L’autre dossier épineux est celui de la Russie. En dépit de la bonne volonté catholique et de la belle formule de "l’œcuménisme du sang", le dialogue avec les orthodoxes n’avance pas. La guerre en Ukraine a changé la donne. Si le Pape s’est essayé au début du conflit à une position médiane, ni OTAN ni Russie, accusant même Washington d’une part de responsabilité en ayant trop "aboyé" aux portes de la Russie, le discours s’est depuis infléchi en faveur de Kiev. Le Saint-Siège aurait pu jouer un rôle dans les négociations de paix, il aurait pu tenter d’être le lieu du dialogue, un terrain neutre où discuter. Cela n’a jamais été le cas ; comme Benoît XV durant la Première Guerre mondiale, François n’a pas réussi à imposer ses vues. Le Vatican parle mais ne joue plus de véritable rôle de médiateur. Il s’est essayé en Afrique, notamment au Soudan du Sud et au Congo, avec des gestes spectaculaires et des résultats nuls.

Que faire ?

On touche là aux limites de la diplomatie. La bonne volonté et le dialogue ne suffisent pas. Vouloir la paix ne permet pas de l’imposer. Demander l’ouverture des négociations ne garantit pas de les voir aboutir. On ne peut obliger la paix à ceux qui préfèrent la guerre. Le drame des migrants en est l’exemple terrible : le Pape a beau dénoncer les passeurs qui s’enrichissent en vendant du rêve et des traversées, au détriment de la sécurité des personnes, le trafic de migrants rapporte tant que personne ne va cesser cette exploitation pour répondre aux injonctions du Pape.

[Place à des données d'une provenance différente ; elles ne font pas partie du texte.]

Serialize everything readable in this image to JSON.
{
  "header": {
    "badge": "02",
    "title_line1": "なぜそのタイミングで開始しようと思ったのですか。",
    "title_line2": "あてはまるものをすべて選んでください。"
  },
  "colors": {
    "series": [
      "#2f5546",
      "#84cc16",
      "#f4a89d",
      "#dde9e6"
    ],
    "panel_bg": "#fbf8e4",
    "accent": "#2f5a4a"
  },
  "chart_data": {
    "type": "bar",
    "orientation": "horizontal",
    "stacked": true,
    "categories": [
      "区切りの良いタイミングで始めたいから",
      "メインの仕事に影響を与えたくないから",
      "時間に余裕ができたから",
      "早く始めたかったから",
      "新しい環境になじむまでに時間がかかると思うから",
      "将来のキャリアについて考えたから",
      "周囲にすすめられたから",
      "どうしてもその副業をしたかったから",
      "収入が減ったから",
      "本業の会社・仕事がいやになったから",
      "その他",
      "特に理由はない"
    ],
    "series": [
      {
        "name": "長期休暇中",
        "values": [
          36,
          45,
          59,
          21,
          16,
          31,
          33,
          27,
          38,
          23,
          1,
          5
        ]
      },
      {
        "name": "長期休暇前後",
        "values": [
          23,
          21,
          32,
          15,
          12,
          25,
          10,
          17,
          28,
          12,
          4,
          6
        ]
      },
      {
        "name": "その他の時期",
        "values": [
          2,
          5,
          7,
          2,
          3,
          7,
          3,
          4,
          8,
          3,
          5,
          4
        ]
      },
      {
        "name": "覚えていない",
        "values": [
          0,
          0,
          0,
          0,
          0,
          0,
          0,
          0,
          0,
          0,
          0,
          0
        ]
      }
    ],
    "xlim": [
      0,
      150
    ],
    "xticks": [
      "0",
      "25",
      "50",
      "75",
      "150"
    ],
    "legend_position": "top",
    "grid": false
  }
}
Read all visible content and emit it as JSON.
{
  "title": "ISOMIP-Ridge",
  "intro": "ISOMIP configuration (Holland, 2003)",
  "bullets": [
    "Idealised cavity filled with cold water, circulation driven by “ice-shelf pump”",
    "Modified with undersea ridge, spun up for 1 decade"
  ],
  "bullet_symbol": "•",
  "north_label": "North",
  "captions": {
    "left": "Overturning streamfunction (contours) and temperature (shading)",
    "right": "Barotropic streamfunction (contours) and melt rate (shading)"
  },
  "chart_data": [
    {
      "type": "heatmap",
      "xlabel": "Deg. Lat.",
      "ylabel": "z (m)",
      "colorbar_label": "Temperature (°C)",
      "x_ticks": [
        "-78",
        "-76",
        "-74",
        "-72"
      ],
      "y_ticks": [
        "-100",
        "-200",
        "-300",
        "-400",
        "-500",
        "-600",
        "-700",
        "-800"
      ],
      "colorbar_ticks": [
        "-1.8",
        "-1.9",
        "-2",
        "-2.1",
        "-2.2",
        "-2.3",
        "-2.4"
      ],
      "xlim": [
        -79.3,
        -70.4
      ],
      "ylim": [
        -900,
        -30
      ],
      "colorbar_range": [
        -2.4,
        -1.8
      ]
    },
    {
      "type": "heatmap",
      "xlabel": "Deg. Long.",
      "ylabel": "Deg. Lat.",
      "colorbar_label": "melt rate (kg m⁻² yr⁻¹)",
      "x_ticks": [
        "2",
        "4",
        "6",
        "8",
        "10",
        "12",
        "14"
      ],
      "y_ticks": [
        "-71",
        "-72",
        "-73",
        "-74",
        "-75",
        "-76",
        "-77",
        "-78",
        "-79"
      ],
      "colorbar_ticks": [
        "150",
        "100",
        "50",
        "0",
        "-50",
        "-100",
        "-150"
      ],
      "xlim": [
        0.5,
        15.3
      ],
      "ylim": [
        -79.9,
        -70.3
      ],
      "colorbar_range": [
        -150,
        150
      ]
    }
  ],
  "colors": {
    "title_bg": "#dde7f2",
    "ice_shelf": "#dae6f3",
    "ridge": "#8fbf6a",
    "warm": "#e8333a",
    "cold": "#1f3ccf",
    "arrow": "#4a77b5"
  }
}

La parole est un témoignage, elle permet une prise de conscience, elle nomme le réel, lui permettant d’être compris. Elle n’est pas suffisante pour gagner le rapport de force. Être conscient des limites intrinsèques de la diplomatie du Saint-Siège permet aussi de mieux en comprendre la spécificité et d’en savourer les succès.